Я послушал несколько минут гудки и опустил трубку на рычаг. Мне показалось, что я словно заразился Олиным состоянием. Из задумчивости меня вывел звонок шефа. Он звонил, чтобы узнать результаты измерения, которые я совсем забыл посмотреть. Пришлось врать, что я только что подошел и бежать смотреть на приборы. Впрочем, шеф остался доволен прочитанными ему цифрами, все шло по плану и он, попросив меня завтра не опаздывать, удовлетворенно попрощался, и пошел досматривать свой хоккейный матч.

На следующий день, без десяти пять я стоял в очереди в кафе «Оладьи», впрочем, понимая, что шансов на то, что Оля придет практически нет. Вспоминая утром свой вечерний разговор я уже, сказать откровенно, начал немного жалеть о том, что пригласил ее в кафе. Потому что с самого начала было понятно, что у нее сейчас не то настроение, чтобы общаться, тем более, с практически незнакомым человеком. А мне теперь придется идти, потому что какая-то вероятность ее прихода все-таки сохранялась и, значит, надо до конца сыграть роль этакого прибегающего на помощь незнакомца, что на самом деле, я совсем не стремился делать. Потому как позвонил совершенно случайно.
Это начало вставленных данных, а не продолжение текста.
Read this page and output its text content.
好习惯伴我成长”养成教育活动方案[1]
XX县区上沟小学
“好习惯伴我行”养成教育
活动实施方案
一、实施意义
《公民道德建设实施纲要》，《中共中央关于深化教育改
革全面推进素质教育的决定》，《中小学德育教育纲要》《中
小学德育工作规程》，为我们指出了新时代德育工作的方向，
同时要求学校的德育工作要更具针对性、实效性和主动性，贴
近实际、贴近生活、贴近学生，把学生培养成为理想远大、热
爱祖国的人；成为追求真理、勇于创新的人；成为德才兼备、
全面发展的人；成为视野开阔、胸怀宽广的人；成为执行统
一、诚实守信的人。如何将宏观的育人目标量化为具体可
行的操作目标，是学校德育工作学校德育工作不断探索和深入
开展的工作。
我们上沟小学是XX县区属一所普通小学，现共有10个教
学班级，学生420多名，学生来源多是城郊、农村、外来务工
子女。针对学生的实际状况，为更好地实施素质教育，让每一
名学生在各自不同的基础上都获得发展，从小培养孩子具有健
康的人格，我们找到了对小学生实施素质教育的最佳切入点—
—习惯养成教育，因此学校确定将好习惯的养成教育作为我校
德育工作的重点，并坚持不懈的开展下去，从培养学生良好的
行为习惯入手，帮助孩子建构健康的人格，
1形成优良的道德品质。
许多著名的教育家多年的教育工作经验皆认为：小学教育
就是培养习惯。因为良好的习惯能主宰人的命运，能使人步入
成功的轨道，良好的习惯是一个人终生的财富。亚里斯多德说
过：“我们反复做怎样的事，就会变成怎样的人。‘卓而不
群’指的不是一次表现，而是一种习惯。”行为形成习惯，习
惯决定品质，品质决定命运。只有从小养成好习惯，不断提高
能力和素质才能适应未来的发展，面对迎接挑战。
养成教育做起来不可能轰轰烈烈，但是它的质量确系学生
И с таким же успехом мог бы позвонить и через месяц, или на следующий год.

Я взял порцию оладий со смородиновым джемом, чашку чая и одно пирожное и сел за столик на двоих, который еще был не занят и стоял в самом дальнем углу кафе. «И время неудачно выбрал» — подумал я, глядя на шумно галдящих студентов консерватории, которые, как обычно, проводили здесь свободное от занятий время. Кафе было почти заполненным и на мой столик уже несколько раз подозрительно косились вновь прибывшие посетители. Потому что я был один, а пар было много. И занимать одному такой уютный столик в час пик было форменным безобразием, с чем я, впрочем, был вполне согласен… Но я сделал непроницаемое лицо и стал очень медленно и тщательно есть пирожное, озабоченно поглядывая на часы и всем своим видом показывая, что кого-то жду. Впрочем, ведь так и оно и было почти. «А вот слово „почти“ я демонстрировать не обязан!» — подумал я, начиная сердиться уже на самого себя за свой же комплекс.
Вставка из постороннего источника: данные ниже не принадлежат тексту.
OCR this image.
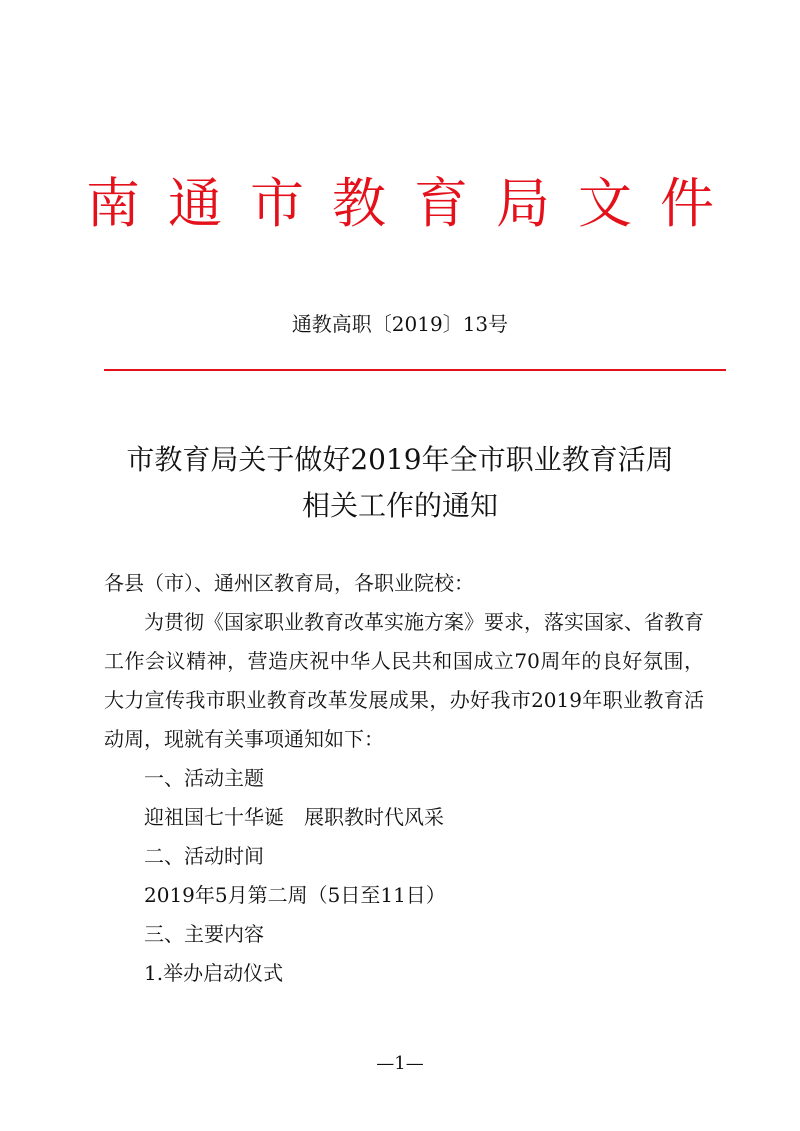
南通市教育局文件
通教高职〔2019〕13号
市教育局关于做好2019年全市职业教育活周
相关工作的通知

各县（市）、通州区教育局，各职业院校：

为贯彻《国家职业教育改革实施方案》要求，落实国家、省教育工作会议精神，营造庆祝中华人民共和国成立70周年的良好氛围，大力宣传我市职业教育改革发展成果，办好我市2019年职业教育活动周，现就有关事项通知如下：

一、活动主题

迎祖国七十华诞　展职教时代风采

二、活动时间

2019年5月第二周（5日至11日）

三、主要内容

1.举办启动仪式

—1—
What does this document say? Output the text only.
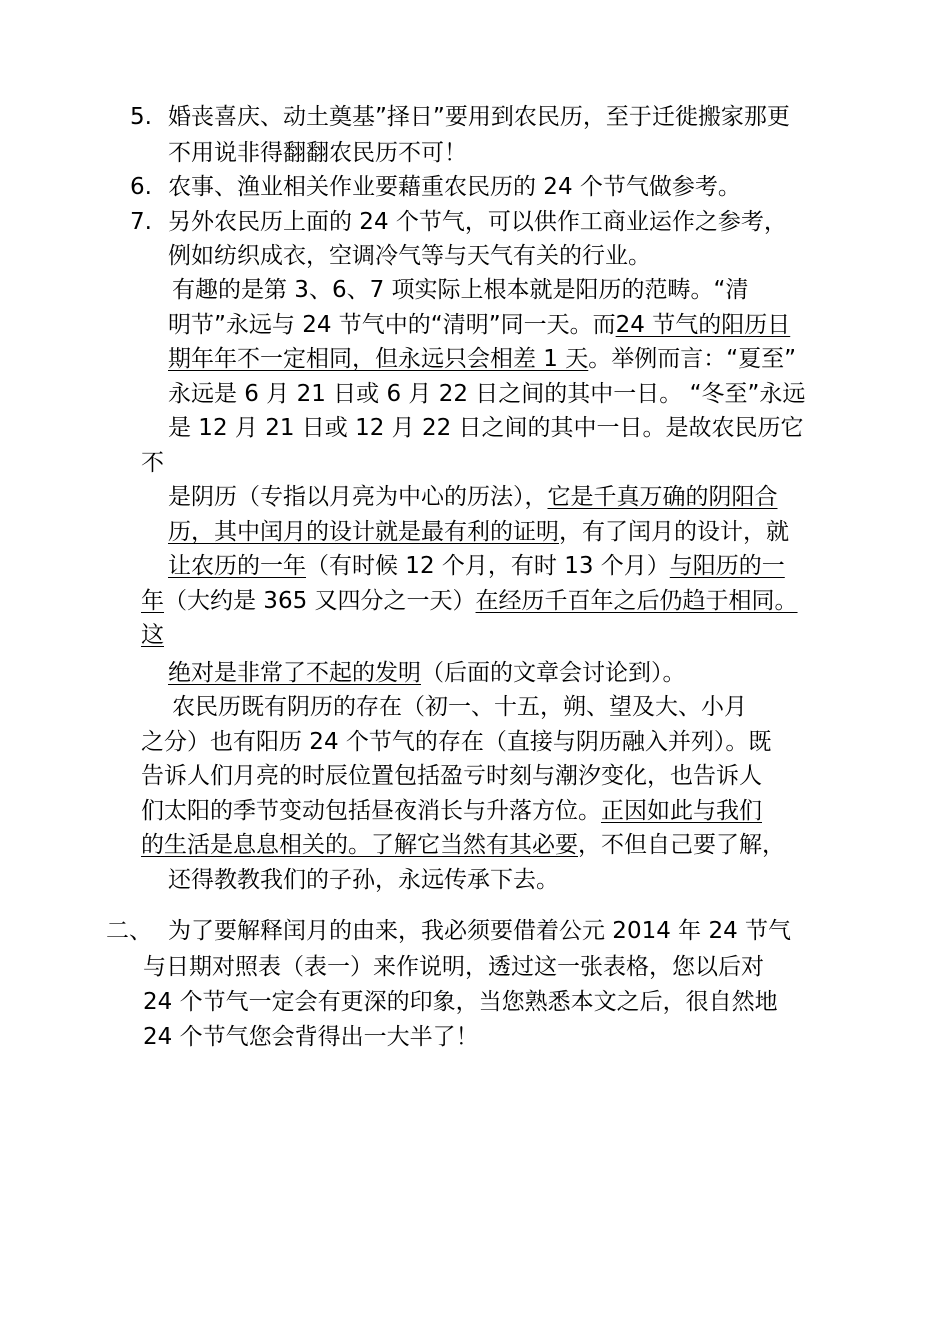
5. 婚丧喜庆、动土奠基”择日”要用到农民历，至于迁徙搬家那更
不用说非得翻翻农民历不可！
6. 农事、渔业相关作业要藉重农民历的 24 个节气做参考。
7. 另外农民历上面的 24 个节气，可以供作工商业运作之参考，
例如纺织成衣，空调冷气等与天气有关的行业。
有趣的是第 3、6、7 项实际上根本就是阳历的范畴。“清
明节”永远与 24 节气中的“清明”同一天。而24 节气的阳历日
期年年不一定相同，但永远只会相差 1 天。举例而言：“夏至”
永远是 6 月 21 日或 6 月 22 日之间的其中一日。 “冬至”永远
是 12 月 21 日或 12 月 22 日之间的其中一日。是故农民历它
不
是阴历（专指以月亮为中心的历法），它是千真万确的阴阳合
历，其中闰月的设计就是最有利的证明，有了闰月的设计，就
让农历的一年（有时候 12 个月，有时 13 个月）与阳历的一
年（大约是 365 又四分之一天）在经历千百年之后仍趋于相同。
这
绝对是非常了不起的发明（后面的文章会讨论到）。
农民历既有阴历的存在（初一、十五，朔、望及大、小月
之分）也有阳历 24 个节气的存在（直接与阴历融入并列）。既
告诉人们月亮的时辰位置包括盈亏时刻与潮汐变化，也告诉人
们太阳的季节变动包括昼夜消长与升落方位。正因如此与我们
的生活是息息相关的。了解它当然有其必要，不但自己要了解，
还得教教我们的子孙，永远传承下去。
二、 为了要解释闰月的由来，我必须要借着公元 2014 年 24 节气
与日期对照表（表一）来作说明，透过这一张表格，您以后对
24 个节气一定会有更深的印象，当您熟悉本文之后，很自然地
24 个节气您会背得出一大半了！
Я достал книжку и стал читать, что с моей стороны выглядело, наверное, уже совсем наглостью. Я и сейчас помню, что это был сборник рассказов Кортасара. Прошло, наверное, минут 20, и когда я допил совсем уже остывший чай, я подумал, что честно выполнил свой долг, и, наверное, можно уже идти. Положив книжку в сумку, я в последний раз посмотрел на часы. Было 5:19. «Ну ладно, для круглого счета, жду еще минуту и ухожу» — подумал я, разглядывая людей через окно прохожих на улице. И в этот момент я почувствовал, что на меня кто-то смотрит. Я повернул голову и увидел у входа в кафе Олю. До сих пор не понимаю, как я узнал ее, потому что она очень сильно изменилась. Но, впрочем, возможно мне помогло как раз то обстоятельство, что я совершенно не помнил, как она выглядела в момент нашей первой и единственной встречи в тот январский вечер. Наверное, я скорее догадался, что это она, чем узнал ее. Думаю, что и она тоже скорее догадалась, что я это я… Она была одета почти небрежно и как-то совсем по-домашнему, словно вышла из дома вынести мусор — рубашка на выпуск, черные вельветовые джинсы, кроссовки. Очков на ней не было, и стрижка была совсем короткой, под мальчика. Я помахал ей рукой и она подошла к моему столику. Мы поздоровались.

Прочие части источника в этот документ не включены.